Monday, March 28, 2011

Irish mountain runner Moire O Sullivan

Gosinakund Pass Nepal
When Moire O’Sullivan says she runs all over the world, she's not joking. Her job with international aid agencies brings her to some of the globe’s poorest countries. And when she’s not working, she dons her shorts and shoes and runs around these places, wherever she can find a path or trail. And then she writes all about it in her blog Running over mountains and around the world 

Mountain running is a tough sport, how did you go in your first race? 

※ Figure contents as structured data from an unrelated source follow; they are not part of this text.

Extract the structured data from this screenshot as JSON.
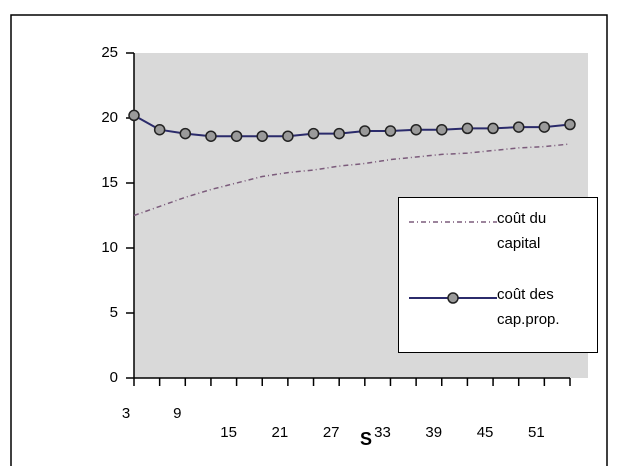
{
  "chart_data": {
    "type": "line",
    "x_label": "S",
    "x": [
      3,
      6,
      9,
      12,
      15,
      18,
      21,
      24,
      27,
      30,
      33,
      36,
      39,
      42,
      45,
      48,
      51,
      54
    ],
    "xlim": [
      3,
      54
    ],
    "xticks": [
      3,
      9,
      15,
      21,
      27,
      33,
      39,
      45,
      51
    ],
    "ylim": [
      0,
      25
    ],
    "yticks": [
      0,
      5,
      10,
      15,
      20,
      25
    ],
    "legend_position": "right",
    "series": [
      {
        "name": "coût du capital",
        "color": "#7b5b7b",
        "dashed": true,
        "markers": false,
        "values": [
          12.5,
          13.2,
          13.9,
          14.5,
          15.0,
          15.5,
          15.8,
          16.0,
          16.3,
          16.5,
          16.8,
          17.0,
          17.2,
          17.3,
          17.5,
          17.7,
          17.8,
          18.0
        ]
      },
      {
        "name": "coût des cap.prop.",
        "color": "#2b2b6b",
        "dashed": false,
        "markers": true,
        "values": [
          20.2,
          19.1,
          18.8,
          18.6,
          18.6,
          18.6,
          18.6,
          18.8,
          18.8,
          19.0,
          19.0,
          19.1,
          19.1,
          19.2,
          19.2,
          19.3,
          19.3,
          19.5
        ]
      }
    ]
  }
}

The mountain running habit all began in Dublin. My first ever mountain race was up Corrig Mountain, near Dublin with the Irish Mountain Running Association (IMRA). All I remember was trying to run uphill and nearly dying. And then, just when I thought it couldn’t get worse, we tried to run up to the summit in the worst of Irish weather. The wind blew me off my feet. The mist nearly made me get lost on top. The bog and heather tripped me up again and again. I hated it and vowed never to return. Less than 24 hours later, I thought it was best thing I’d ever done, so went back the next week for more. 

Is there a difference between training for long-distance running and your own training?

I’d consider myself a long distance mountain runner. Though for training, I never put in crazy mileage or I would have ended up injured. I’d try and get in three 12 kilometre runs in during the weekdays, then a long run over 25 to 45 kilometres on the weekend followed by an orienteering race if there was one on. To stop injuries, I’d do core exercises three times a week and some yoga if I had time. As the races got nearer, I’d do speed training and hill reps, but they were too painful to talk about.

Basically for mountain running, you need to do most of your training on the flat to get fit with steady heart rates. Mountain running is the technical part you add on top of that fitness.

In Annapurna Nepal

You're working in Cambodia at the moment, but you were recently in Nepal. Tell us about your running experiences there.

Biggest mountains in the world… What can I say? I spent most weekends running around the Kathmandu Valley with other trail running enthusiasts. I had a few weeks left at the end of my stay, and then I did an amazing seven day mountain running trip with a 5 kg bag on up back up the Langtang Valley and then back to Kathmandu via the Helambu track.

I also arrived in the country just in time to run the Annapurna 71k in March 2010 from Pokhara to Birethanti and back. It’s now become the world famous Annapurna 100 race, with 100k World Champion Lizzy Hawker taking the spoils this year.

Best thing about running in Nepal: the incredible views of the Himalayas on a morning run. Worse thing: Leeches, which taught me never to run on overgrown mountains during the monsoon season in Nepal.
Mamturk Mountains Ireland

For anyone inspired by your adventures, how could she start off in Ireland?

Look up the IMRA website’s event section. If it’s summer, pick one of the mid-week Leinster League races. If its winter, take the Winter League Race. Neither of these leagues involves navigation or crazy distances.

Go along, run the race. (If you don’t have a car, book a slot on the carpool). If you like it, go to the pub afterwards and talk to people. They’ll have ideas of how to get involved. Alternatively, Crusaders AC  and Clonliffe Harriers AC cater for many mountain runners. Go along to their training sessions and they’ll point you in the right direction.

PART TWO of this interview with Moire O' Sullivan will run on Thursday of this week March 31st. So if you have any questions for Moire, leave a comment!


Amy Moritz said...

I found it so interesting that Moire said the bulk of training is flat and that the mountain running is technique on top of fitness.

I'd like to know from her if there are good numbers of other women in mountain running or if it's still mostly a guy's sport, and how she mentally works through the hard parts of a run.


Moire said...

Hi Amy, depends really on the mountain race. For the Lenister League races of a maximum of 12k, a third of the runners are normally female. When the distances get longer and the navigation gets more difficult, fewer girls go for it. But those who do the longer and harder races know its well worth it.

Getting through the hard parts... I think about chocolate and pints of beer waiting for me at the bottom of the mountain and at the finish line!

niamh said...

The fastest question and answer session ever on this blog. Thanks Moire!

Amy Moritz said...

Yes Moire, Thank you!! I'm wanting to do more trail races in the U.S. this year. Not quite ready for mountain running, but it definitely has me ready to go off-road!